Bert and Ernie have long been reluctant gay icons. And it is easy to see how one could assume two long term bachelors, living together in New York, one uptight and fastidious, the other an easy going slob, might be considered gay. Hold on, wasn’t that Neil Simon’s The Odd Couple? The debate still continues about that as well.
In 2011 there was an online petition calling for Bert and Ernie to get married on Sesame Street. Spokespersons for Sesame Street’s producers, The Sesame Workshop, replied in no uncertain terms that the two are “best friends. They were created to teach preschoolers that people can be good friends with those who are very different from themselves. Even though they are identified as male characters and possess many human traits and characteristics… they remain puppets, and do not have a sexual orientation.”
Some will argue this statement is undermined by one of the great small screen romances, Miss Piggy and her somewhat reluctant swain, Kermit. While The Muppet Show was a comedic variety extravaganza, rather than a children’s educational show, aimed at both children and an adult audience, it is nevertheless a show with many of the same muppets and puppets. And Miss Piggy’s aggressive blonde bombshell va-va-voom definitely expresses some kind of sexuality.
What that sexuality is exactly, is a difficult question. When a human is sexually attracted to a puppet, it is a form of erotic anthropomorphism, a paraphilia popularly termed puppetophilia or muppetophilia (an actual scientific term has yet to be defined), sub-varieties of agalmatophilia, the sexual attraction to statues or dolls. When it involves a porcine and batrachian attraction, it would be an anthropomorphised-batrachian-puppeto-zoophiliac with asexually displaced non-consummation aggression. Well clearly, because they lack genitalia and the ability to consummate. As you can see, to venture into the taxonomy of muppet-puppet sexuality is to entertain the ridiculous.
To return from the ridiculous to the sublime. Again, Bert and Ernie are life-long friends. They love each other, as friends, despite their differences. Sexuality is irrelevant simply because they don’t have sexuality. They are innocents. With Miss Piggy and Kermit, despite Miss Piggy’s amorous behaviour, sexuality is never, ever implied. These are children’s characters. Their behaviour is innocent, essentially they are still children. As such there is something rather icky about attempting to impose adult behaviours, debates and values on them.
The New Yorker’s cover is inappropriate, the adoption of Bert and Ernie as gay icons is also inappropriate. Perhaps a photo or artwork depicting the wonderful Edith Windsor, who brought the case for marriage equality to the Supreme Court, and her partner of 42 years, Thea Spyer, who sadly passed in 2009, would have been both less cliched and more historically significant.

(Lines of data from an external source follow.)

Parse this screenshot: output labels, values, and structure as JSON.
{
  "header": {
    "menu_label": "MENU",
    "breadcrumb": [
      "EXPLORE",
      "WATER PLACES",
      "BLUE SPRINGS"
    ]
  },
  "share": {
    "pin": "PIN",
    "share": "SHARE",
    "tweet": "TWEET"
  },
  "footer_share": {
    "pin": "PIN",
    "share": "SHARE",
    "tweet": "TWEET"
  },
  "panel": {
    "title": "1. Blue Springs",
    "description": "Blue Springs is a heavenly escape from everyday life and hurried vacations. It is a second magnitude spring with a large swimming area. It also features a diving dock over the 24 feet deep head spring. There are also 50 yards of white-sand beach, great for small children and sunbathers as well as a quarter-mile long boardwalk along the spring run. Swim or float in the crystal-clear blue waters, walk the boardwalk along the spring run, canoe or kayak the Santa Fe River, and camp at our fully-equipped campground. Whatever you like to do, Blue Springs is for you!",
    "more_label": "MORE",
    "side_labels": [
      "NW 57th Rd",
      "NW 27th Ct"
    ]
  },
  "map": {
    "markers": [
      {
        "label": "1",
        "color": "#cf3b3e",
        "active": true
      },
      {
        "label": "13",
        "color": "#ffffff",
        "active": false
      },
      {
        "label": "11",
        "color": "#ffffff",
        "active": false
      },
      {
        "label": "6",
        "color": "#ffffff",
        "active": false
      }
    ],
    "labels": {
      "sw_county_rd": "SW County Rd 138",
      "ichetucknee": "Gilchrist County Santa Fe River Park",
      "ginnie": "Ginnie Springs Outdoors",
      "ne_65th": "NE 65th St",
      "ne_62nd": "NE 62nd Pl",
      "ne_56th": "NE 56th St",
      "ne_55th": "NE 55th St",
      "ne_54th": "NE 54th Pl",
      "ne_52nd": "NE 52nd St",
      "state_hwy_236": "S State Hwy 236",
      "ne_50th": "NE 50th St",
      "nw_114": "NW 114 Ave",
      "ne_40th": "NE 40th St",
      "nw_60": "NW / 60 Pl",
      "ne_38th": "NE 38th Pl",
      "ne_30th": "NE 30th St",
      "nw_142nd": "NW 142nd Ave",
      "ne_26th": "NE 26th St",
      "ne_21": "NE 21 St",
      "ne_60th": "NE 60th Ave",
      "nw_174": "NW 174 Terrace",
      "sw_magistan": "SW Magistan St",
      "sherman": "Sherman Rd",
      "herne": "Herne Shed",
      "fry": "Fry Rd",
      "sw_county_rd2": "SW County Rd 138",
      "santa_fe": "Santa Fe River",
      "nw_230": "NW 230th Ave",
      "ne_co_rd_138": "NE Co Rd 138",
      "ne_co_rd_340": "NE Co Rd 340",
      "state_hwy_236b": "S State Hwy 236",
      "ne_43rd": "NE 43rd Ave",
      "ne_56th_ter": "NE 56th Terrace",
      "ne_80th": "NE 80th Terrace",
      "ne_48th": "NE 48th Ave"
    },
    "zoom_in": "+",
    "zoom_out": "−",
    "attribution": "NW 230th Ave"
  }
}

Young people who are gay need gay role-models on TV. These days there are many. Why be divisive? Why turn it into ‘Us’ and ‘Them’? Young people may just need role models of all sorts of people that are accepting, open, kind to people in all their diversity. Bert and Ernie are there to teach us that people who are very different can still be the closest of friends. Imposing sexuality on them actually detracts from that goal. It also marginalizes gay relationships into well known stereotypes. Bert and Ernie are reluctant gay icons, why impose it upon them?